La Fabrique d’Un Anticolonialisme d’Etat. La Mise à Distance Du Passé Colonial Dans La Politique Étrangère Belge (1990-2002)
La Fabrique d’Un Anticolonialisme d’Etat. La Mise à Distance Du Passé Colonial Dans La Politique Étrangère Belge (1990-2002)
Thursday, 10 July 2025: 14:00
Location: FSE008 (Faculty of Education Sciences (FSE))
Oral Presentation
En 2002, le ministre belge des Affaires étrangères reconnaît la « responsabilité morale » de la Belgique dans l’assassinat de Patrice Lumumba et présente, au nom du gouvernement, des excuses officielles à la République Démocratique du Congo.

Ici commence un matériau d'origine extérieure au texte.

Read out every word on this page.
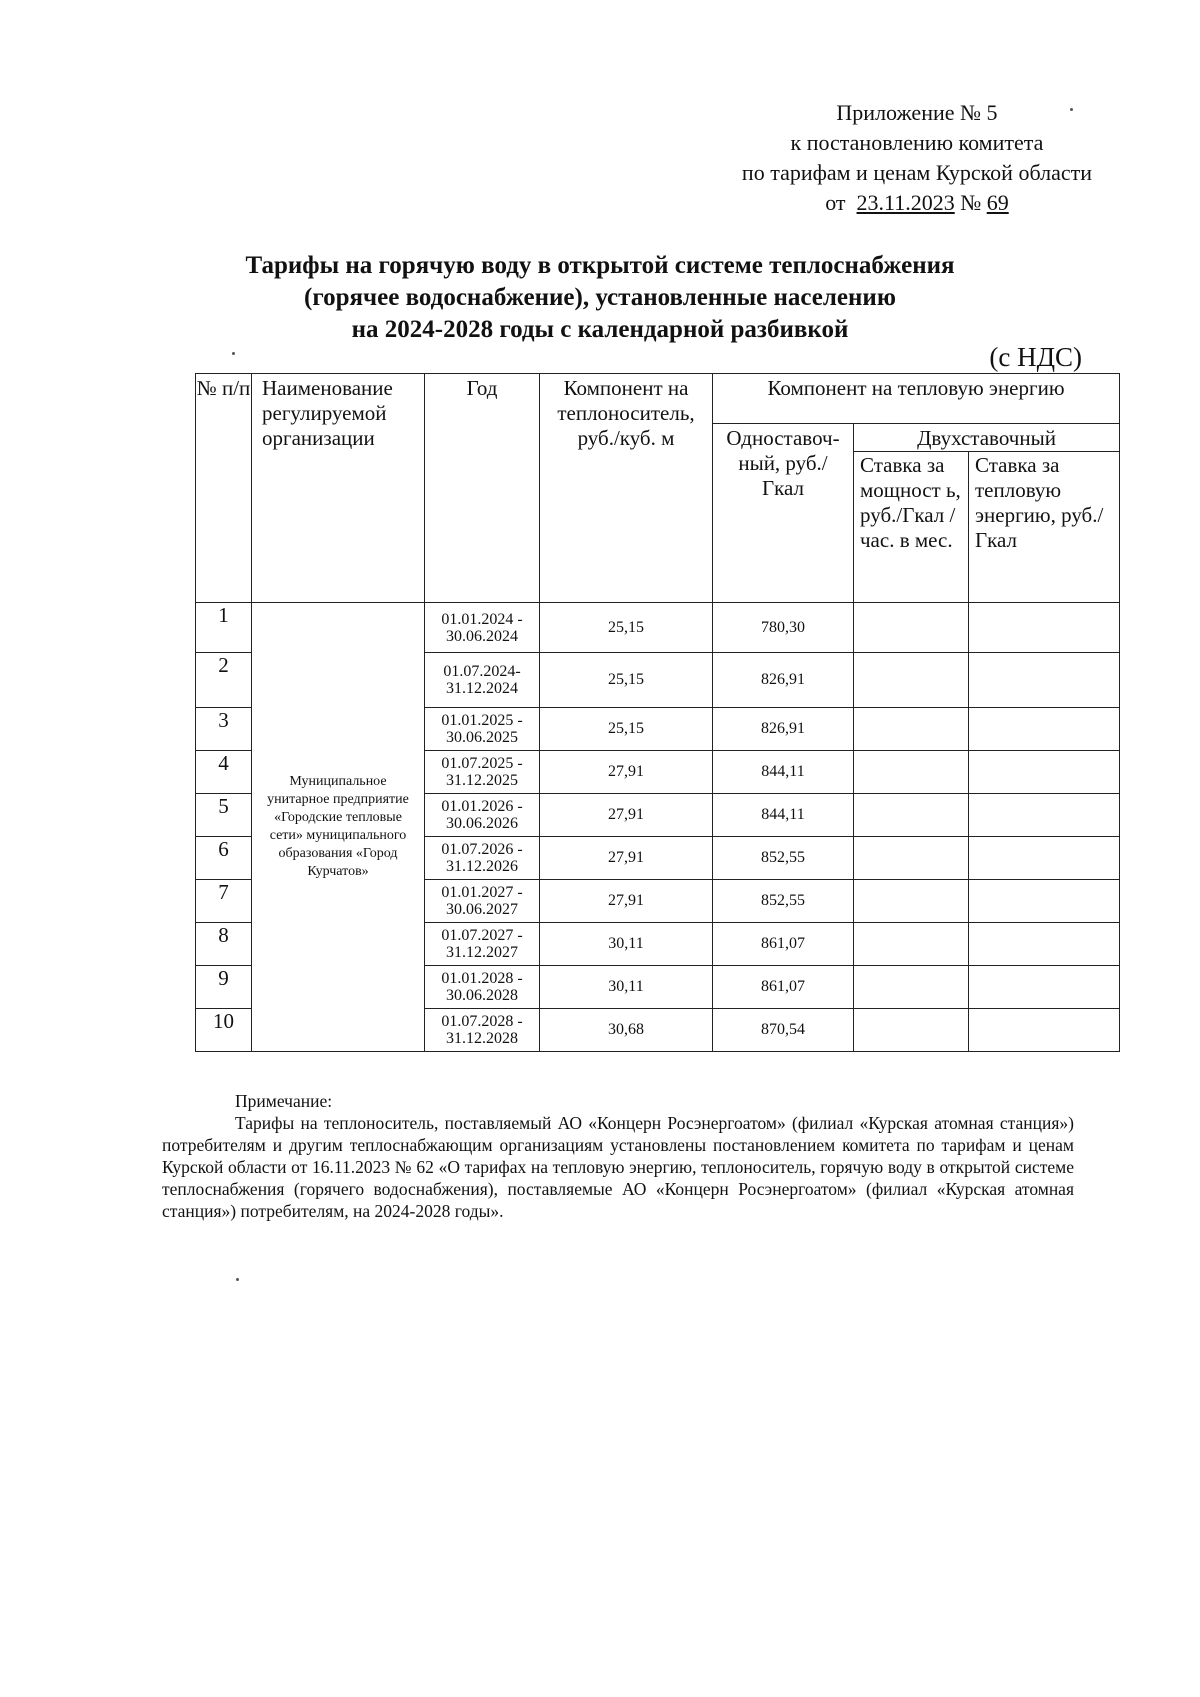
Приложение № 5
к постановлению комитета
по тарифам и ценам Курской области
от 23.11.2023 № 69
Тарифы на горячую воду в открытой системе теплоснабжения
(горячее водоснабжение), установленные населению
на 2024-2028 годы с календарной разбивкой
(с НДС)
№ п/п	Наименование регулируемой организации	Год	Компонент на теплоноситель, руб./куб. м	Компонент на тепловую энергию		
				Одноставоч-ный, руб./Гкал	Двухставочный	
					Ставка за мощност ь, руб./Гкал /час. в мес.	Ставка за тепловую энергию, руб./Гкал
1	Муниципальное унитарное предприятие «Городские тепловые сети» муниципального образования «Город Курчатов»	01.01.2024 - 30.06.2024	25,15	780,30		
2		01.07.2024- 31.12.2024	25,15	826,91		
3		01.01.2025 - 30.06.2025	25,15	826,91		
4		01.07.2025 - 31.12.2025	27,91	844,11		
5		01.01.2026 - 30.06.2026	27,91	844,11		
6		01.07.2026 - 31.12.2026	27,91	852,55		
7		01.01.2027 - 30.06.2027	27,91	852,55		
8		01.07.2027 - 31.12.2027	30,11	861,07		
9		01.01.2028 - 30.06.2028	30,11	861,07		
10		01.07.2028 - 31.12.2028	30,68	870,54		
Примечание:

Тарифы на теплоноситель, поставляемый АО «Концерн Росэнергоатом» (филиал «Курская атомная станция») потребителям и другим теплоснабжающим организациям установлены постановлением комитета по тарифам и ценам Курской области от 16.11.2023 № 62 «О тарифах на тепловую энергию, теплоноситель, горячую воду в открытой системе теплоснабжения (горячего водоснабжения), поставляемые АО «Концерн Росэнергоатом» (филиал «Курская атомная станция») потребителям, на 2024-2028 годы».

La coalition libérale au pouvoir – engagée dans une double stratégie de mise à distance du passé colonial et de modernisation de sa diplomatie à l’égard des pays d’Afrique centrale – a décidé deux ans plus tôt de mettre en place une commission d’enquête parlementaire chargée d’étudier ce crime fameux de l’histoire postcoloniale belgo-congolaise, afin de favoriser un rapprochement avec le nouveau président du pays, Laurent-Désiré Kabila. Cet acte de reconnaissance est l’aboutissement d’un double processus de fond qui anime le champ du pouvoir belge depuis plus d’une décennie : (1) la préoccupation croissante de contourner les accusations de néocolonialisme afin de préserver des liens économiques et politiques privilégiés avec la RDC, le Rwanda et le Burundi, ses anciennes colonies ; (2) une « intégration logique et morale », paradoxale et problématique à bien des égards, de la critique anticolonialiste par les élites politiques et administratives belges.
Sur base d’entretiens et d’archives inédites du parti libéral belge couvrant la décennie 1990 – un parti historiquement proche des milieux d’affaires, et, à ce titre, particulièrement investi dans ce travail de préservation de ces relations postcoloniales – cette intervention voudrait retracer la sociogenèse de cette mutation du discours diplomatique belge à l’endroit des pays d’Afrique centrale et le rôle décisif joué par ce parti dans la fabrique de ce nouveau discours d’Etat. On tentera notamment de montrer comment ce néocolonialisme progressiste, ou cet anticolonialisme d’Etat, relève à la fois d’une forme spécifique « d’ignorance blanche » et d’une appréhension cynique et ordinaire de la compétition géopolitique.